Frequently in historical novels, a writer or journalist will create an expert, a detective, a scientist. Agatha Christie created Hercule Poirot and Miss Marple as her brilliant detectives, as Arthur Conan Doyle did with Sherlock Holmes, picking through the evidence to solve a complex crime. Dan Brown in his books and movies, such as The Da Vinci Code and Angels and Demon, created Robert Langdon as an adventure-prone symbologist. (He even created “symbology” as an academic field specializing in deciphering symbols). George Lucas created the swash-buckling archaeologist Indiana Jones, played in films by Harrison Ford, to do his bidding.
In his novel Blue Smoke & Mirrors, Arnold Ludwig works in reverse. He is himself a genuine expert, a distinguished psychiatrist, who works through a protagonist called “the author” who is a journalist and a man of normal intellect. The “author” writes his account of Jonestown based on the notes of Dwight Urban, who had earlier infiltrated the cult with phony credentials as a handyman and an anthropologist. As the story unfolds, there is a shocking revelation: it is an experiment gone awry.
The storyline in Blue Smoke & Mirrors renders the book a first-rate thriller. Revealing Dr. Ludwig’s own erudition are numerous allusions to art and literature, such as Michelangelo’s “Creation of Man” in the Sistine Chapel and the eminently mad artist Hieronymus Bosch’s depiction of “Hell.” The text is well written and rich in imagery, attesting to Ludwig’s gift with prose. In one passage he likens a hanging crystal chandelier to the “sword of Damocles,” and in another he invokes a lovely alliterative picture of a flock of starlings:
All the loose ends, all the discordant elements had come together and coalesced into one single picture, like a flock of swooping starlings settling on a sagging power line.
Another brainy and unexpected treat from Ludwig is his description of Dwight’s cryptic notes,
… the writer was disguising his commentary with a complex script known as reverse boustrophedon, a type of bidirectional text that mimics the turning back and forth from left to right then right to left of oxen during plowing.

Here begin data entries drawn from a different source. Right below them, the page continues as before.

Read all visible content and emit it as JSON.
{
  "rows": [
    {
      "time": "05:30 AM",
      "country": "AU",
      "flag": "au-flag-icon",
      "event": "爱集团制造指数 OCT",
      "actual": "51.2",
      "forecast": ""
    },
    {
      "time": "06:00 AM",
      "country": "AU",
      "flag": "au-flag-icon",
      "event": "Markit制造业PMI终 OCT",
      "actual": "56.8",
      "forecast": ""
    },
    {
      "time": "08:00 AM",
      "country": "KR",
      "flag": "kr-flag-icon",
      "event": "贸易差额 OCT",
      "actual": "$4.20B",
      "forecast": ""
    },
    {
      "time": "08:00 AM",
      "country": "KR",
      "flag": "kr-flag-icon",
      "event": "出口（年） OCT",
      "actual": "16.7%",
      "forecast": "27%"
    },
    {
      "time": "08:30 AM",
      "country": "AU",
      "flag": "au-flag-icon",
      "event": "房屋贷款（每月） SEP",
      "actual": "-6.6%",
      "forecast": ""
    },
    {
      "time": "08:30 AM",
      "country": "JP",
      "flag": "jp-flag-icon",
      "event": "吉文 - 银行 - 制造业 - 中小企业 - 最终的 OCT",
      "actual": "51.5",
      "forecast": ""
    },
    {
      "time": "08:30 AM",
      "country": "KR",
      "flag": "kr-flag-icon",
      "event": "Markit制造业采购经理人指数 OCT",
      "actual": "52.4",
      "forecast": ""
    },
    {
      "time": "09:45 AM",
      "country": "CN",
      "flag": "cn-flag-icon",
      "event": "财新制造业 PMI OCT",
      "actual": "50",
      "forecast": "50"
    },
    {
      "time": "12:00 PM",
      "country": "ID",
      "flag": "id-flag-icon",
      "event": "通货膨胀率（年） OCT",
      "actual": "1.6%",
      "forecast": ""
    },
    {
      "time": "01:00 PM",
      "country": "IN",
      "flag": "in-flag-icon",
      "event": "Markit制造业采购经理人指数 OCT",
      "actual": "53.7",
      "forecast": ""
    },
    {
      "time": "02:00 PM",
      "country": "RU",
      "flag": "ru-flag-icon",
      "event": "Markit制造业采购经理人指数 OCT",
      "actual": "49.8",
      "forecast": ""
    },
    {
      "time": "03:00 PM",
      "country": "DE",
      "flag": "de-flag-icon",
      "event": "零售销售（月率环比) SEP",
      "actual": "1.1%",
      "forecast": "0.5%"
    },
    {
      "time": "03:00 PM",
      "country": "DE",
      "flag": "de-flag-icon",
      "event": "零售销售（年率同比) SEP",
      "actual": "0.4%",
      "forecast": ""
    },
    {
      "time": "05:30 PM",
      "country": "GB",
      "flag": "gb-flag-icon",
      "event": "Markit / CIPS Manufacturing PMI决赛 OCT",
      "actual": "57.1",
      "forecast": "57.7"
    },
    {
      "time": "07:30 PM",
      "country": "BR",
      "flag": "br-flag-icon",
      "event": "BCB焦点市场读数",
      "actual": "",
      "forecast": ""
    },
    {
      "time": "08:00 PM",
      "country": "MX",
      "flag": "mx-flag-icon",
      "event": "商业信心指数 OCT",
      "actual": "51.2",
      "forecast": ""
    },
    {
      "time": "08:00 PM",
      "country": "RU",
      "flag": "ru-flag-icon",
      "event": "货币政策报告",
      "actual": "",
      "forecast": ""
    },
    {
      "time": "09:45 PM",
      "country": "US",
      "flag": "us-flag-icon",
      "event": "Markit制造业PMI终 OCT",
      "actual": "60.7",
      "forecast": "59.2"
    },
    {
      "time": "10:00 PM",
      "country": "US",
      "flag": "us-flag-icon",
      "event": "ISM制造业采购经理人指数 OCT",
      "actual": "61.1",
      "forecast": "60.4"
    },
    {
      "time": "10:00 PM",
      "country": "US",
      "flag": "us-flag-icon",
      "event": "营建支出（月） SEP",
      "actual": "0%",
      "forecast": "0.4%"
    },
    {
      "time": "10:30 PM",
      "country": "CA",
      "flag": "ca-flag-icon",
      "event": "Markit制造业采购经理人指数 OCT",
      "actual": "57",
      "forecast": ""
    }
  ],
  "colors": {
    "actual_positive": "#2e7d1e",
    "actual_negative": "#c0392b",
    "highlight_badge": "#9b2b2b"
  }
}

I happen to be a physicist, and it would be impossible for me to write science fiction in which the story violates the laws of physics. As a seasoned psychiatrist, Dr. Ludwig would similarly be constrained by the established principles of psychiatry, presenting reasonable human weaknesses and vulnerabilities, while rejecting the impossible. There is a subtle and sobering message to our times about how large numbers of people can be fooled, made to behave in irrational manner or in a manner averse to their normal values. In one passage, one sees how logic can be dismissed:
Almost any rationale would do [suffice] to someone in her frame of mind. The word, ‘because,’ was enough. It anesthetizes the faculties, suggesting a causal link between a behavior and its justification. It can convey the notion of free will. It makes the action appropriate and just. ‘Because.’ The response is hardwired in the brain. People are capable of doing almost anything even it is against their nature, if they provide themselves with a suitable enough ‘because.’ Because I want to. Because I have to. Because I need to.
The preceding words are those of Dwight Urban. Having asked Jim Jones’ wife, Marceline, about the mass murder, “Why?” he realizes that in her state of mind, “The word, ‘Because,’ was enough.”
Dr. Ludwig makes no allusions whatsoever to a parallel between the Jonestown cult and the rest of society at the time with the present political division in America. But a number of political analysts see Donald Trump as a cult personality. The reality is, however, that his supporters comprise nearly half the voting population of America. Each side sees the other as alien creatures with whom communication is impossible, each side wonders how “they” can be so gullible, so intellectually dishonest. But isn’t that how society views members of a cult, and the members of the cult view outsiders? Brainwashing unfortunately works too well!